To generate images, we solve the ODE (recall Part 2 — flows are generated by integrating vector fields):

\[\frac{dx_t}{dt} = u_t^\theta(x_t | y) \tag{6}\]

Starting from noise \(\epsilon\) at \(t=0\) and integrating to \(t=1\):

  1. Sample initial noise \(\epsilon \sim \mathcal{N}(0, I)\)
  2. Use torchdiffeq.odeint to solve the ODE with the CFG-guided vector field
  3. The final state at \(t=1\) is our generated image
@torch.no_grad()
def sample(model, num_samples, class_label, guidance_scale=2.0, num_steps=50):
    """Generate samples using ODE integration."""
    model.eval()

    # Wrap model for CFG
    vector_field = CFGVectorField(model, guidance_scale)
    vector_field.class_label = torch.full(
        (num_samples,), class_label, device=device, dtype=torch.long
    )

    # Start from noise at t=0
    x = torch.randn(num_samples, 3, 32, 32, device=device)

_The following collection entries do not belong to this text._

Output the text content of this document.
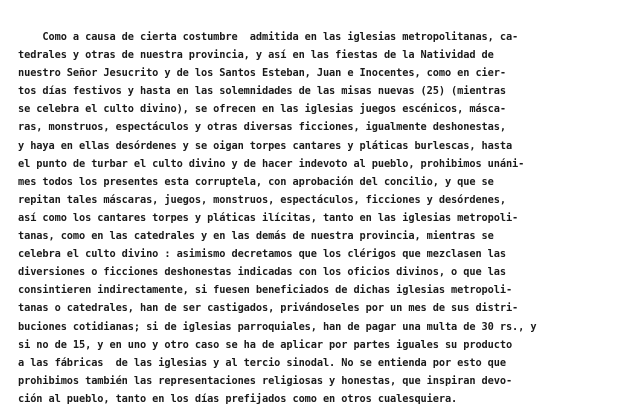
Como a causa de cierta costumbre  admitida en las iglesias metropolitanas, ca-
tedrales y otras de nuestra provincia, y así en las fiestas de la Natividad de
nuestro Señor Jesucrito y de los Santos Esteban, Juan e Inocentes, como en cier-
tos días festivos y hasta en las solemnidades de las misas nuevas (25) (mientras
se celebra el culto divino), se ofrecen en las iglesias juegos escénicos, másca-
ras, monstruos, espectáculos y otras diversas ficciones, igualmente deshonestas,
y haya en ellas desórdenes y se oigan torpes cantares y pláticas burlescas, hasta
el punto de turbar el culto divino y de hacer indevoto al pueblo, prohibimos unáni-
mes todos los presentes esta corruptela, con aprobación del concilio, y que se
repitan tales máscaras, juegos, monstruos, espectáculos, ficciones y desórdenes,
así como los cantares torpes y pláticas ilícitas, tanto en las iglesias metropoli-
tanas, como en las catedrales y en las demás de nuestra provincia, mientras se
celebra el culto divino : asimismo decretamos que los clérigos que mezclasen las
diversiones o ficciones deshonestas indicadas con los oficios divinos, o que las
consintieren indirectamente, si fuesen beneficiados de dichas iglesias metropoli-
tanas o catedrales, han de ser castigados, privándoseles por un mes de sus distri-
buciones cotidianas; si de iglesias parroquiales, han de pagar una multa de 30 rs., y
si no de 15, y en uno y otro caso se ha de aplicar por partes iguales su producto
a las fábricas  de las iglesias y al tercio sinodal. No se entienda por esto que
prohibimos también las representaciones religiosas y honestas, que inspiran devo-
ción al pueblo, tanto en los días prefijados como en otros cualesquiera.
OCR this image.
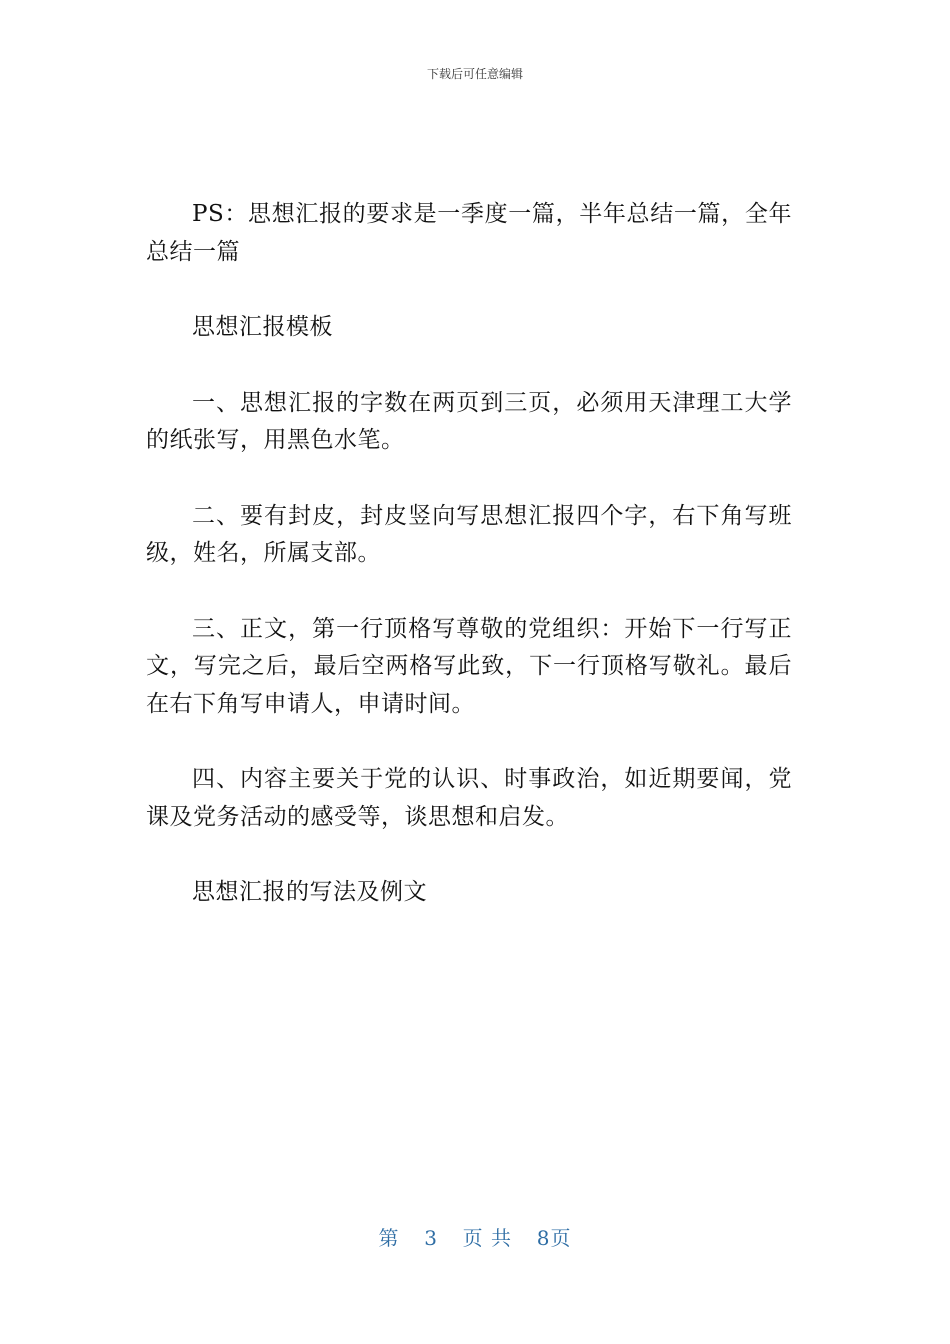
下载后可任意编辑

PS：思想汇报的要求是一季度一篇，半年总结一篇，全年总结一篇

思想汇报模板

一、思想汇报的字数在两页到三页，必须用天津理工大学的纸张写，用黑色水笔。

二、要有封皮，封皮竖向写思想汇报四个字，右下角写班级，姓名，所属支部。

三、正文，第一行顶格写尊敬的党组织：开始下一行写正文，写完之后，最后空两格写此致，下一行顶格写敬礼。最后在右下角写申请人，申请时间。

四、内容主要关于党的认识、时事政治，如近期要闻，党课及党务活动的感受等，谈思想和启发。

思想汇报的写法及例文

第 3 页 共 8页
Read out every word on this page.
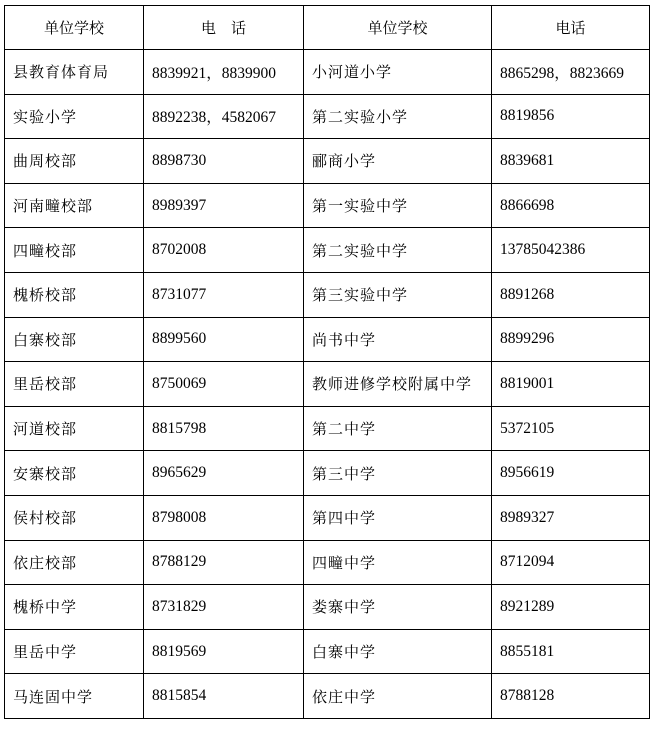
单位学校	电　话	单位学校	电话
县教育体育局	8839921，8839900	小河道小学	8865298，8823669
实验小学	8892238，4582067	第二实验小学	8819856
曲周校部	8898730	郦商小学	8839681
河南疃校部	8989397	第一实验中学	8866698
四疃校部	8702008	第二实验中学	13785042386
槐桥校部	8731077	第三实验中学	8891268
白寨校部	8899560	尚书中学	8899296
里岳校部	8750069	教师进修学校附属中学	8819001
河道校部	8815798	第二中学	5372105
安寨校部	8965629	第三中学	8956619
侯村校部	8798008	第四中学	8989327
依庄校部	8788129	四疃中学	8712094
槐桥中学	8731829	娄寨中学	8921289
里岳中学	8819569	白寨中学	8855181
马连固中学	8815854	依庄中学	8788128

    # Integrate ODE from t=0 to t=1
    t_span = torch.linspace(0, 1, num_steps, device=device)
    trajectory = odeint(vector_field, x, t_span, method='euler')

    return trajectory[-1].clamp(-1, 1)  # Final image at t=1

Results

After training, we can generate images for any CIFAR-10 class:

Generating samples for each class...

Effect of Guidance Scale

Higher guidance scale \(w\) means stronger class conditioning — but too high leads to artifacts:


Effect of guidance scale on 'airplane' class:

NoteSummary

We built a complete conditional image generator using flow matching:

  1. U-Net architecture from diffusers with time and class conditioning
  2. Gaussian CondOT path: \(x_t = t \cdot z + (1-t) \cdot \epsilon\) with constant vector field \(u_t = z - \epsilon\) (2, 3)
  3. CFM loss: Train to predict the vector field (4)
  4. Classifier-free guidance: Blend conditional and unconditional predictions (5)
  5. ODE sampling: Integrate from noise (\(t=0\)) to image (\(t=1\)) via 6

The same techniques — with larger models and datasets — power Stable Diffusion 3, Flux, DALL-E 3, and Sora. You now understand the core mechanics behind these systems!

What’s Next?

This concludes our diffusion & flow matching series! Here are some extensions to explore:

  • Diffusion Transformers (DiT): Replace U-Net with a transformer (Part 10)
  • Latent diffusion: Work in compressed latent space for higher resolution
  • Text conditioning: Replace class labels with text embeddings (CLIP)
  • Better samplers: DPM-Solver, Euler ancestral, etc.

References

  1. Lipman, Y., Chen, R. T., Ben-Hamu, H., Nickel, M., & Le, M. (2022). Flow Matching for Generative Modeling. ICLR 2023.

  2. Ho, J., & Salimans, T. (2022). Classifier-Free Diffusion Guidance. NeurIPS 2022 Workshop.

  3. Tong, A., et al. (2024). Flow Matching Guide and Code. Meta AI.